Natural join algorithm:

• Take a pair of tuples `[t1, t2]` from the respective tables
• Add their combination to the result if they match on the common attributes.

If there are no common attributes, all combinations across decomposed tables will be included in the result. Even if there are common attributes, there may be incorrect combinations in the result. A lossless join decomposition is achieve if the correct set of common attributes is selected.

### Functional dependencies

A functional dependency `A -> B` is said to exist when each value (combination) of `A` is associated with one value (combination) of `B`

The functional dependency `A -> B` is said to exist when each value of `A` is associated with a unique value of `B`. #### Heath's theorem

A take `[U, X, Y]` that satisfies a functional dependency `X -> Y` can always be losslessly decomposed into `[U, X]` and `[X, Y]`.

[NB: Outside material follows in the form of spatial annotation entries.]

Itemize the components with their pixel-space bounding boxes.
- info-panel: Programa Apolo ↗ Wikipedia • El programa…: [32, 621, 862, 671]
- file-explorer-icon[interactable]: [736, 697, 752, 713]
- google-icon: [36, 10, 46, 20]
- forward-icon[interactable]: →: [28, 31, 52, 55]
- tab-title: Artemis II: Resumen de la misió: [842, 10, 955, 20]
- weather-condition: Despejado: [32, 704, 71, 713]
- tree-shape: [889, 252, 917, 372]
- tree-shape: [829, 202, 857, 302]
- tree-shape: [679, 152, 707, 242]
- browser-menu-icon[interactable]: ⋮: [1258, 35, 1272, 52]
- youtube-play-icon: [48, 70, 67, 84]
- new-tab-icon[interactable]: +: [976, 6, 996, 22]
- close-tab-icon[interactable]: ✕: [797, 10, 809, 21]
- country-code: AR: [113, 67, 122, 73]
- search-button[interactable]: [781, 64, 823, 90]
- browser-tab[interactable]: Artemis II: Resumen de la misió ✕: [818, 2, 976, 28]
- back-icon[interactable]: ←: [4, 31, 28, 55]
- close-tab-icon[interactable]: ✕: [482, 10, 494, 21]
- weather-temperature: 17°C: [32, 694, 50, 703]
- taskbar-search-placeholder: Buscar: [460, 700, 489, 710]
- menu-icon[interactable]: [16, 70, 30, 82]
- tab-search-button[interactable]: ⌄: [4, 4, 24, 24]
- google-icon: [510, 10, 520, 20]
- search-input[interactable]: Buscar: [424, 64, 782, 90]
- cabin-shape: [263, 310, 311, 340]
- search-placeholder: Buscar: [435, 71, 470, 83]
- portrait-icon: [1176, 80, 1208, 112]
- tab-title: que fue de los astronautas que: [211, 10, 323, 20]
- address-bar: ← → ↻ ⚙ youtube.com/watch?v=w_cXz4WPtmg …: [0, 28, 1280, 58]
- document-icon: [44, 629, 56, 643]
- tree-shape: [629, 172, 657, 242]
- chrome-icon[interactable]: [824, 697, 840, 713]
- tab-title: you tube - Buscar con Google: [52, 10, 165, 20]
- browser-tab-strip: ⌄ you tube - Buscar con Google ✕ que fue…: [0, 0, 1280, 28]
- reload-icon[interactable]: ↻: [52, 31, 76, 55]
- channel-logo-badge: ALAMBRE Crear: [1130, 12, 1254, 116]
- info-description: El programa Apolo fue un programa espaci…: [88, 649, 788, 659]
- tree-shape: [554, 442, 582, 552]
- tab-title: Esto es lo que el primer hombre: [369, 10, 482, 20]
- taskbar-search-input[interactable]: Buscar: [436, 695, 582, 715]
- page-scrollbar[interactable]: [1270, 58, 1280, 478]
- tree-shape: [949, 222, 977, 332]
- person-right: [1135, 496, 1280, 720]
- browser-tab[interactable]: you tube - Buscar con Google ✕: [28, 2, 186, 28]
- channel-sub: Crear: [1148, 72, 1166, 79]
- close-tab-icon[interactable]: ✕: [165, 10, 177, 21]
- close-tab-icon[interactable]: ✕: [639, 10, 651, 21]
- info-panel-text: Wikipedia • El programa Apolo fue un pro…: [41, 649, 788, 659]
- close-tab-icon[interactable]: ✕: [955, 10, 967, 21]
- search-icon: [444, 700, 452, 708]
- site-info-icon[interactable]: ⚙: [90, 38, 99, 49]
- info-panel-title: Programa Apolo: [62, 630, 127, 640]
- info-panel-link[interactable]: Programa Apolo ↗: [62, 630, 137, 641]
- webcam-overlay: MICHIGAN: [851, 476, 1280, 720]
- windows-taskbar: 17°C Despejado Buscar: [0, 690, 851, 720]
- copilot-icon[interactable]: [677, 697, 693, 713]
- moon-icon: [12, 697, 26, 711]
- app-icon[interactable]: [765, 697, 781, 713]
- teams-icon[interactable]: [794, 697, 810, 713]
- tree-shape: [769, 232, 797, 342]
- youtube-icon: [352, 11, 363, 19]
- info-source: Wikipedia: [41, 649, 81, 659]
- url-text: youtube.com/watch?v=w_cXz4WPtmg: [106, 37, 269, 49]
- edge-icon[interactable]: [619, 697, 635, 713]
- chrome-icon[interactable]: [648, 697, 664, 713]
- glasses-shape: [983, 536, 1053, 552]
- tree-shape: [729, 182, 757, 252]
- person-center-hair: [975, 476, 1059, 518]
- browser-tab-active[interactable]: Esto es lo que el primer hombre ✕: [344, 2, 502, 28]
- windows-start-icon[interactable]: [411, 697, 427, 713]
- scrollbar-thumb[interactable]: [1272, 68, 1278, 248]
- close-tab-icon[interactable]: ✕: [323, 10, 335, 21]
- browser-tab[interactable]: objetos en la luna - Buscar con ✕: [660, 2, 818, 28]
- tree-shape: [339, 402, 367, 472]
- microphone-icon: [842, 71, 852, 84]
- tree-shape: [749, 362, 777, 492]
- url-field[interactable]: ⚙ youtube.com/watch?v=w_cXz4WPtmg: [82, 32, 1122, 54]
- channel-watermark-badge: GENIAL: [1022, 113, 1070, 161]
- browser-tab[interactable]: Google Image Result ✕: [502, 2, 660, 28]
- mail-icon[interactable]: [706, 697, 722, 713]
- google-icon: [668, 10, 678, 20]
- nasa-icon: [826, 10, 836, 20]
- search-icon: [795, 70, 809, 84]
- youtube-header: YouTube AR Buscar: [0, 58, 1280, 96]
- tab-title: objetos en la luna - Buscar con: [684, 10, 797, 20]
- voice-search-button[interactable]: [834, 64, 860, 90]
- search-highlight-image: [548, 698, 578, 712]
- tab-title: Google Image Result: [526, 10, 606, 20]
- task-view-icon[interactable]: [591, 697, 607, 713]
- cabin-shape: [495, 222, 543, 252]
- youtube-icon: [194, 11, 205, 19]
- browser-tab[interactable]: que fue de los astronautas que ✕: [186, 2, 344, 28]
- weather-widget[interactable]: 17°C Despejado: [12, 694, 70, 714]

#### Functional dependencies and keys

`A -> B`: Each value of `A` is associated with a unique value of `B`. Each attribute is functionally dependent on the key of the table, by definition.

#### Union rule

`A -> B C` holds if and only if `A -> B` and `A -> C` hold. #### Sets on the left side

The left hand side of a functional dependency could be a set: `A B -> C`. Each combination of values of `A` and `B`, is associated with one value of `C`.

`A B -> C` does not mean `A -> C` and` B -> C` hold.` X -> Y Z` on the other hand, does mean that `X -> Y` and `X -> Z` holds.

#### Trivial functional dependencies

A functional dependency `A -> B` is trivial if `B` is a subset of `A`.

• `A B -> A`
• `A B -> B`
• `A B -> A B`
• `A -> A`

#### Augmentation rule

If `A -> B` holds, `A C -> B C` also holds for any attribute `C`. #### Transitivity Rule

If `A -> B` and `B -> C` hold, then `A -> C` holds.